After the Intervention, the entire surviving world population of Gigantopithecus, thirty-eight males and twenty-six females, was tracked down by metapsychic means and resettled in the expanded B.C. Megapod Reserve. By 2043, the year of my own clandestine visit, the number of Bigfeet had increased to nearly two hundred, and they were designated as a Galactic Treasure. The giant apes throve in the remote wilderness of the Reserve with the barest minimum of human contact. According to law, only scientists and the trained foresters who tended to the propagation of the native flora and the regulation of other animals indigenous to the Reserve were permitted access. Casual entry by the vulgar citizenry was strictly prohibited.

But there were ways.

I had become interested in the Bigfoot a decade or so before, as a result of acquiring an estate collection of books on the subject. In the course of my advertising the collection for sale, I corresponded with a man named Bill Parmentier, a devoted Bigfoot buff who operated a little fishing and hunting resort on Nimpo Lake. The countryside thereabouts had been reputed to be the stamping grounds of the fabulous Sasquatch since before the arrival of the white man.

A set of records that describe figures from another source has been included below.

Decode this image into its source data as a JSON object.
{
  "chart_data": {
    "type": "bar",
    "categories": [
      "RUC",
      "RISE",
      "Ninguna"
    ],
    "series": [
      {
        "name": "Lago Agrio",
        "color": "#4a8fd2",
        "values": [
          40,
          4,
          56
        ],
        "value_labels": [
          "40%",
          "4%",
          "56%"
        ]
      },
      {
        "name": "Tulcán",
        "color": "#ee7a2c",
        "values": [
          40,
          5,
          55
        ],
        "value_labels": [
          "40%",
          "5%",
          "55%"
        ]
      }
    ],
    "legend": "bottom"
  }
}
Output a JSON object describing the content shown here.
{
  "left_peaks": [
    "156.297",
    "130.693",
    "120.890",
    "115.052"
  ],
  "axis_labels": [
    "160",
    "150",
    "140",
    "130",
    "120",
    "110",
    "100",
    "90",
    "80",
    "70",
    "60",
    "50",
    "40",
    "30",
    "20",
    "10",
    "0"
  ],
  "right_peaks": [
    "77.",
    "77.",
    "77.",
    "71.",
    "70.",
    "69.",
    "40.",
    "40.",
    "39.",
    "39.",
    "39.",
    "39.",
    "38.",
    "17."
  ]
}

Bill Parmentier’s forebears had claimed many times to have sighted the elusive giant apes—only to be derided as superstitious stump-jumpers by more sophisticated British Columbians. But eventually vindication came. In his videograms to me, Bill displayed interesting family relics: underexposed old photos of strange footprints; people posed beside trees, indicating just how tall a Bigfoot they were sure they’d seen; and even a picture of a tuft of reddish hair, allegedly from a Sasquatch, that had been handed down from a relative who had had the shit scared out of him one day in 1936 while logging in the Bella Coola River Valley.